Leading Change

Dennis Bolin, Health Plan Alliance

10/10/2016

You have probably heard the axiom, “Different isn’t always better, but better is always different.” My research on Google attributes it to the great thinker “anonymous.” But the maxim, no matter how true, doesn’t say anything about something else we know to be true: doing things better and different isn’t easy. Change takes effort.

On October 18, 2016, 15 Alliance member CEOs will participate in a workshop on Change Management led by Aleen Bayard of NuBrick.  

One of the articles the participants will discuss is “Leading Change” by John P. Kotter, first published in the Harvard Business Review in 1995. Even if you haven’t read the article it will sound familiar because it often comes up during Alliance meetings.

In the article, Kotter goes through eight steps that are essential to achieving change in an organization, whether enterprise-wide or in a small department. His perspective is that if you don’t go through each step – if you short-change or skip one – you end up only needing to go back and repeat it.
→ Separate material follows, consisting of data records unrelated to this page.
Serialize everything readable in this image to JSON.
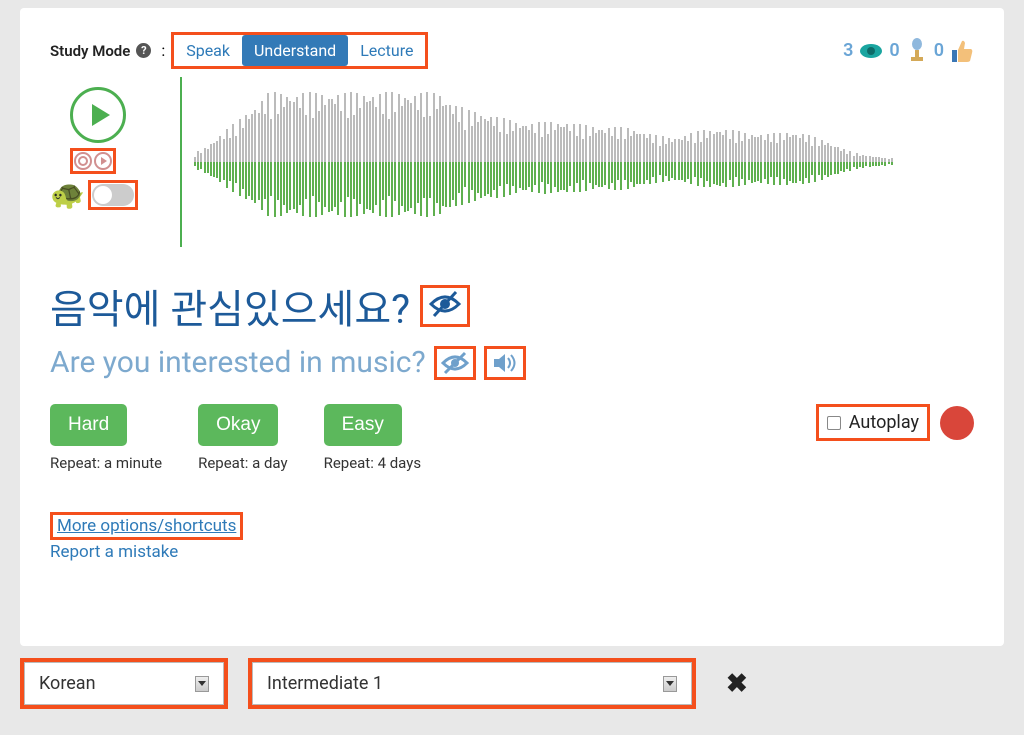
{
  "header": {
    "study_mode_label": "Study Mode",
    "tabs": [
      "Speak",
      "Understand",
      "Lecture"
    ],
    "active_tab_index": 1,
    "stats": {
      "views": 3,
      "recordings": 0,
      "likes": 0
    }
  },
  "playback": {
    "slow_toggle_on": false
  },
  "sentence": {
    "target_text": "음악에 관심있으세요?",
    "translation_text": "Are you interested in music?"
  },
  "difficulty": {
    "buttons": [
      {
        "label": "Hard",
        "repeat": "Repeat: a minute"
      },
      {
        "label": "Okay",
        "repeat": "Repeat: a day"
      },
      {
        "label": "Easy",
        "repeat": "Repeat: 4 days"
      }
    ],
    "autoplay_label": "Autoplay",
    "autoplay_checked": false
  },
  "links": {
    "more_options": "More options/shortcuts",
    "report": "Report a mistake"
  },
  "bottom": {
    "language": "Korean",
    "level": "Intermediate 1"
  }
}
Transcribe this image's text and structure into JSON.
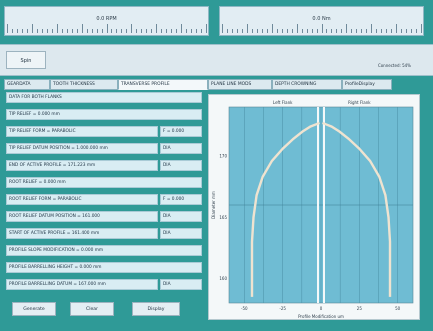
{
  "gauges": [
    {
      "label": "0.0 RPM"
    },
    {
      "label": "0.0 Nm"
    }
  ],
  "toolbar": {
    "button_label": "Spin",
    "status_text": "Connected: 54%"
  },
  "tabs": [
    {
      "label": "GEARDATA"
    },
    {
      "label": "TOOTH THICKNESS"
    },
    {
      "label": "TRANSVERSE PROFILE"
    },
    {
      "label": "PLANE LINE MODS"
    },
    {
      "label": "DEPTH CROWNING"
    },
    {
      "label": "ProfileDisplay"
    }
  ],
  "rows": [
    {
      "label": "DATA FOR BOTH FLANKS",
      "value": ""
    },
    {
      "label": "TIP RELIEF = 0.000 mm",
      "value": ""
    },
    {
      "label": "TIP RELIEF FORM = PARABOLIC",
      "value": "F = 0.000"
    },
    {
      "label": "TIP RELIEF DATUM POSITION = 1.000.000 mm",
      "value": "DIA"
    },
    {
      "label": "END OF ACTIVE PROFILE = 171.223 mm",
      "value": "DIA"
    },
    {
      "label": "ROOT RELIEF = 0.000 mm",
      "value": ""
    },
    {
      "label": "ROOT RELIEF FORM = PARABOLIC",
      "value": "F = 0.000"
    },
    {
      "label": "ROOT RELIEF DATUM POSITION = 161.000",
      "value": "DIA"
    },
    {
      "label": "START OF ACTIVE PROFILE = 161.400 mm",
      "value": "DIA"
    },
    {
      "label": "PROFILE SLOPE MODIFICATION = 0.000 mm",
      "value": ""
    },
    {
      "label": "PROFILE BARRELLING HEIGHT = 0.000 mm",
      "value": ""
    },
    {
      "label": "PROFILE BARRELLING DATUM = 167.000 mm",
      "value": "DIA"
    }
  ],
  "buttons": {
    "generate": "Generate",
    "clear": "Clear",
    "display": "Display"
  },
  "chart_data": {
    "type": "line",
    "title_left": "Left Flank",
    "title_right": "Right Flank",
    "ylabel": "Diameter mm",
    "xlabel": "Profile Modification um",
    "xlim": [
      -60,
      60
    ],
    "ylim": [
      158,
      174
    ],
    "x_ticks": [
      "-50",
      "-25",
      "0",
      "25",
      "50"
    ],
    "y_ticks": [
      "160",
      "165",
      "170"
    ],
    "series": [
      {
        "name": "Left Flank",
        "x": [
          -45,
          -45,
          -44,
          -42,
          -38,
          -32,
          -25,
          -18,
          -12,
          -7,
          -3,
          -1
        ],
        "y": [
          158.5,
          163,
          165,
          166.8,
          168.3,
          169.6,
          170.6,
          171.4,
          172,
          172.4,
          172.6,
          172.7
        ]
      },
      {
        "name": "Right Flank",
        "x": [
          45,
          45,
          44,
          42,
          38,
          32,
          25,
          18,
          12,
          7,
          3,
          1
        ],
        "y": [
          158.5,
          163,
          165,
          166.8,
          168.3,
          169.6,
          170.6,
          171.4,
          172,
          172.4,
          172.6,
          172.7
        ]
      }
    ]
  }
}
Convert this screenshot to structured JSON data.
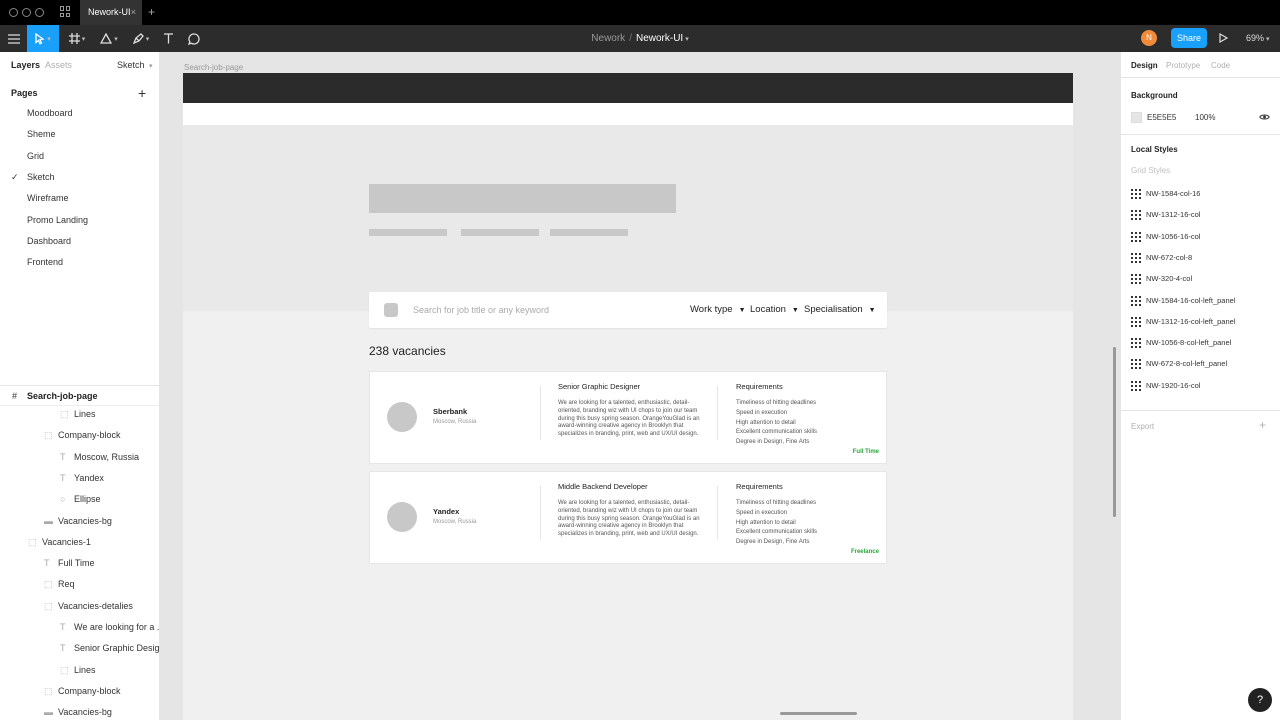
{
  "window": {
    "tab_title": "Nework-UI",
    "tab_close": "×",
    "tab_add": "+"
  },
  "toolbar": {
    "tools": [
      "move-tool",
      "frame-tool",
      "shape-tool",
      "pen-tool",
      "text-tool",
      "comment-tool"
    ],
    "file_path": {
      "team": "Nework",
      "separator": "/",
      "file": "Nework-UI"
    },
    "avatar_initial": "N",
    "share_label": "Share",
    "zoom": "69%",
    "accent_color": "#18a0fb"
  },
  "left_panel": {
    "tabs": {
      "layers": "Layers",
      "assets": "Assets",
      "page_selector": "Sketch"
    },
    "pages_title": "Pages",
    "pages_add": "+",
    "pages": [
      {
        "label": "Moodboard",
        "active": false
      },
      {
        "label": "Sheme",
        "active": false
      },
      {
        "label": "Grid",
        "active": false
      },
      {
        "label": "Sketch",
        "active": true
      },
      {
        "label": "Wireframe",
        "active": false
      },
      {
        "label": "Promo Landing",
        "active": false
      },
      {
        "label": "Dashboard",
        "active": false
      },
      {
        "label": "Frontend",
        "active": false
      }
    ],
    "current_frame": "Search-job-page",
    "layers": [
      {
        "label": "Lines",
        "icon": "group-icon",
        "depth": 3
      },
      {
        "label": "Company-block",
        "icon": "group-icon",
        "depth": 2
      },
      {
        "label": "Moscow, Russia",
        "icon": "text-icon",
        "depth": 3
      },
      {
        "label": "Yandex",
        "icon": "text-icon",
        "depth": 3
      },
      {
        "label": "Ellipse",
        "icon": "ellipse-icon",
        "depth": 3
      },
      {
        "label": "Vacancies-bg",
        "icon": "rectangle-icon",
        "depth": 2
      },
      {
        "label": "Vacancies-1",
        "icon": "group-icon",
        "depth": 1
      },
      {
        "label": "Full Time",
        "icon": "text-icon",
        "depth": 2
      },
      {
        "label": "Req",
        "icon": "group-icon",
        "depth": 2
      },
      {
        "label": "Vacancies-detalies",
        "icon": "group-icon",
        "depth": 2
      },
      {
        "label": "We are looking for a ...",
        "icon": "text-icon",
        "depth": 3
      },
      {
        "label": "Senior Graphic Desig...",
        "icon": "text-icon",
        "depth": 3
      },
      {
        "label": "Lines",
        "icon": "group-icon",
        "depth": 3
      },
      {
        "label": "Company-block",
        "icon": "group-icon",
        "depth": 2
      },
      {
        "label": "Vacancies-bg",
        "icon": "rectangle-icon",
        "depth": 2
      }
    ]
  },
  "canvas": {
    "frame_label": "Search-job-page",
    "search": {
      "placeholder": "Search for job title or any keyword",
      "filters": [
        "Work type",
        "Location",
        "Specialisation"
      ],
      "filter_arrow": "▼"
    },
    "vacancies_count": "238 vacancies",
    "cards": [
      {
        "company": "Sberbank",
        "location": "Moscow, Russia",
        "job_title": "Senior Graphic Designer",
        "description": "We are looking for a talented, enthusiastic, detail-oriented, branding wiz with UI chops to join our team during this busy spring season. OrangeYouGlad is an award-winning creative agency in Brooklyn that specializes in branding, print, web and UX/UI design.",
        "requirements_title": "Requirements",
        "requirements": [
          "Timeliness of hitting deadlines",
          "Speed in execution",
          "High attention to detail",
          "Excellent communication skills",
          "Degree in Design, Fine Arts"
        ],
        "job_type": "Full Time"
      },
      {
        "company": "Yandex",
        "location": "Moscow, Russia",
        "job_title": "Middle Backend Developer",
        "description": "We are looking for a talented, enthusiastic, detail-oriented, branding wiz with UI chops to join our team during this busy spring season. OrangeYouGlad is an award-winning creative agency in Brooklyn that specializes in branding, print, web and UX/UI design.",
        "requirements_title": "Requirements",
        "requirements": [
          "Timeliness of hitting deadlines",
          "Speed in execution",
          "High attention to detail",
          "Excellent communication skills",
          "Degree in Design, Fine Arts"
        ],
        "job_type": "Freelance"
      }
    ],
    "job_type_color": "#2aa63b"
  },
  "right_panel": {
    "tabs": {
      "design": "Design",
      "prototype": "Prototype",
      "code": "Code"
    },
    "background": {
      "title": "Background",
      "hex": "E5E5E5",
      "opacity": "100%",
      "color": "#e5e5e5"
    },
    "local_styles_title": "Local Styles",
    "grid_styles_title": "Grid Styles",
    "grid_styles": [
      "NW-1584-col-16",
      "NW-1312-16-col",
      "NW-1056-16-col",
      "NW-672-col-8",
      "NW-320-4-col",
      "NW-1584-16-col-left_panel",
      "NW-1312-16-col-left_panel",
      "NW-1056-8-col-left_panel",
      "NW-672-8-col-left_panel",
      "NW-1920-16-col"
    ],
    "export_title": "Export",
    "export_add": "+"
  },
  "help_label": "?"
}
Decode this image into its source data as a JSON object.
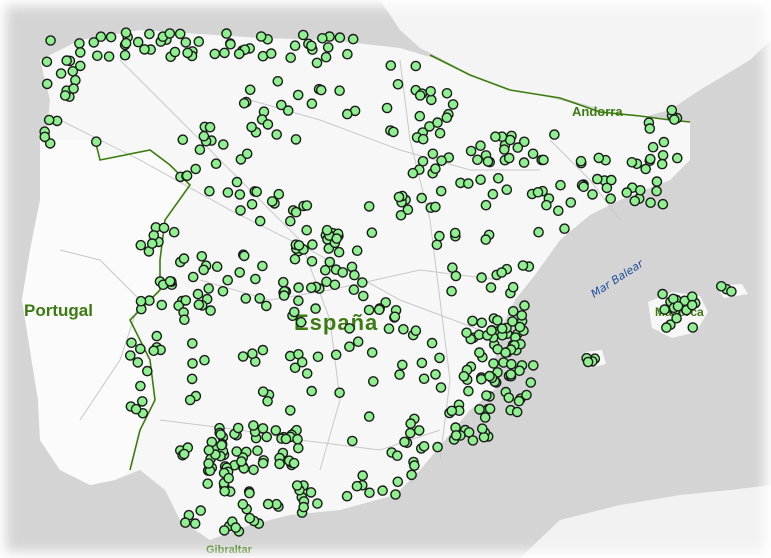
{
  "map": {
    "labels": {
      "spain": "España",
      "portugal": "Portugal",
      "andorra": "Andorra",
      "sea": "Mar Balear",
      "mallorca": "Mallorca",
      "gibraltar": "Gibraltar"
    },
    "colors": {
      "sea": "#d2d2d2",
      "land": "#f7f7f7",
      "border": "#3a7d0c",
      "marker_fill": "#8ff08f",
      "marker_stroke": "#1a1a1a",
      "label_country": "#3c7a12",
      "label_sea": "#1f4e9c"
    },
    "marker_icon": "green-circle-marker-icon"
  }
}
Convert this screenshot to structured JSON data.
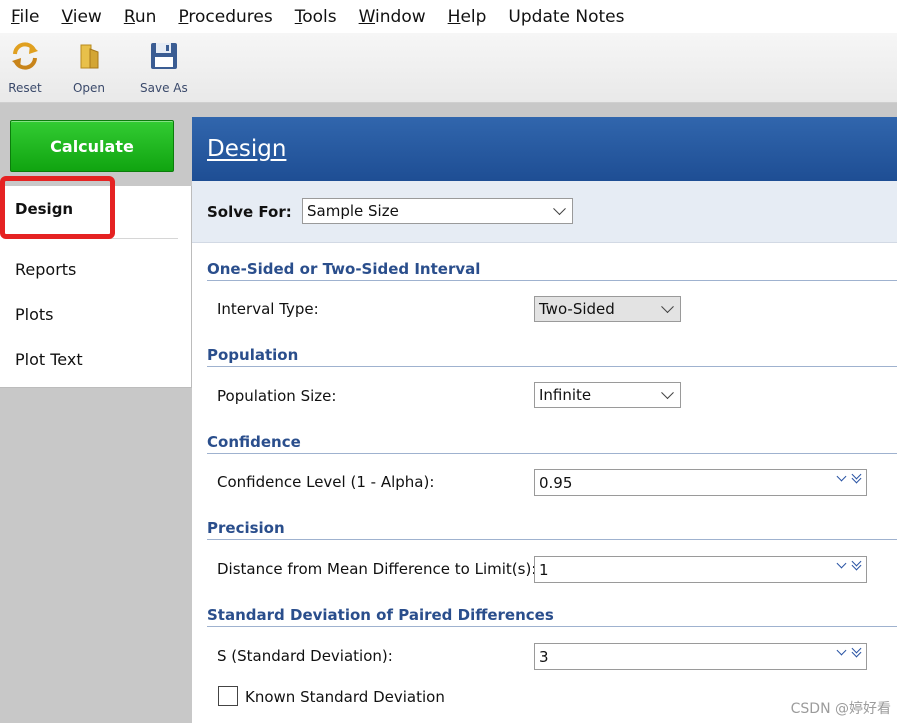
{
  "menu": [
    {
      "underline": "F",
      "rest": "ile"
    },
    {
      "underline": "V",
      "rest": "iew"
    },
    {
      "underline": "R",
      "rest": "un"
    },
    {
      "underline": "P",
      "rest": "rocedures"
    },
    {
      "underline": "T",
      "rest": "ools"
    },
    {
      "underline": "W",
      "rest": "indow"
    },
    {
      "underline": "H",
      "rest": "elp"
    },
    {
      "underline": "",
      "rest": "Update Notes"
    }
  ],
  "toolbar": {
    "reset": "Reset",
    "open": "Open",
    "save_as": "Save As"
  },
  "left": {
    "calculate": "Calculate",
    "nav": {
      "design": "Design",
      "reports": "Reports",
      "plots": "Plots",
      "plot_text": "Plot Text"
    }
  },
  "panel": {
    "title": "Design",
    "solve_for_label": "Solve For:",
    "solve_for_value": "Sample Size",
    "sections": {
      "interval": "One-Sided or Two-Sided Interval",
      "population": "Population",
      "confidence": "Confidence",
      "precision": "Precision",
      "stddev": "Standard Deviation of Paired Differences"
    },
    "fields": {
      "interval_type_label": "Interval Type:",
      "interval_type_value": "Two-Sided",
      "population_size_label": "Population Size:",
      "population_size_value": "Infinite",
      "confidence_label": "Confidence Level (1 - Alpha):",
      "confidence_value": "0.95",
      "distance_label": "Distance from Mean Difference to Limit(s):",
      "distance_value": "1",
      "s_label": "S (Standard Deviation):",
      "s_value": "3",
      "known_sd_label": "Known Standard Deviation"
    }
  },
  "watermark": "CSDN @婷好看",
  "colors": {
    "header_blue": "#2a5aa0",
    "calculate_green": "#22b822",
    "section_blue": "#2a4e8c",
    "highlight_red": "#e52222"
  }
}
To drive his point home he doesn’t talk about them as steps rather he lists them as “errors” if you don’t do them. They are: 

  • Error 1:  Not establishing a great enough sense of urgency
  • Error 2:  Not creating a powerful enough guiding coalition
  • Error 3:  Lacking a vision
  • Error 4:  Under communicating the vision by a factor of ten
  • Error 5:  Not removing obstacles to the new vision
  • Error 6:  Not systematically planning for and creating short-term wins
  • Error 7:  Declaring victory too soon
  • Error 8:  Not anchoring changes in the corporations culture 

A couple of comments on Error 2: not creating a powerful enough guiding coalition. This error is the one I hear about most often among attendees at Alliance events. Kotter talks about both the composition of the coalition and the role of leaders in driving the coalition. He points out that often the senior leadership team does not work all that successfully as a team leading change. That is why the Alliance preceded this workshop with one on team development last April. An anecdote was shared at a recent Alliance meeting about a CEO who stood in front of the plan’s leadership team and stated in strong terms that no initiative was more important than the one they were discussing. It got the attention of the team and changed the direction of the discussion.

I would not be surprised if every generation of leaders feels like they face unprecedented challenges and change. So I hesitate to say that what health plan leaders face today is more challenging than previous times. But certainly we are confronted with a confluence of challenges that tests seasoned leaders.  And as Kotter says at the end of his article, “…everything is made to sound a bit too simplistic. In reality, even successful change efforts are messy and full of surprises.”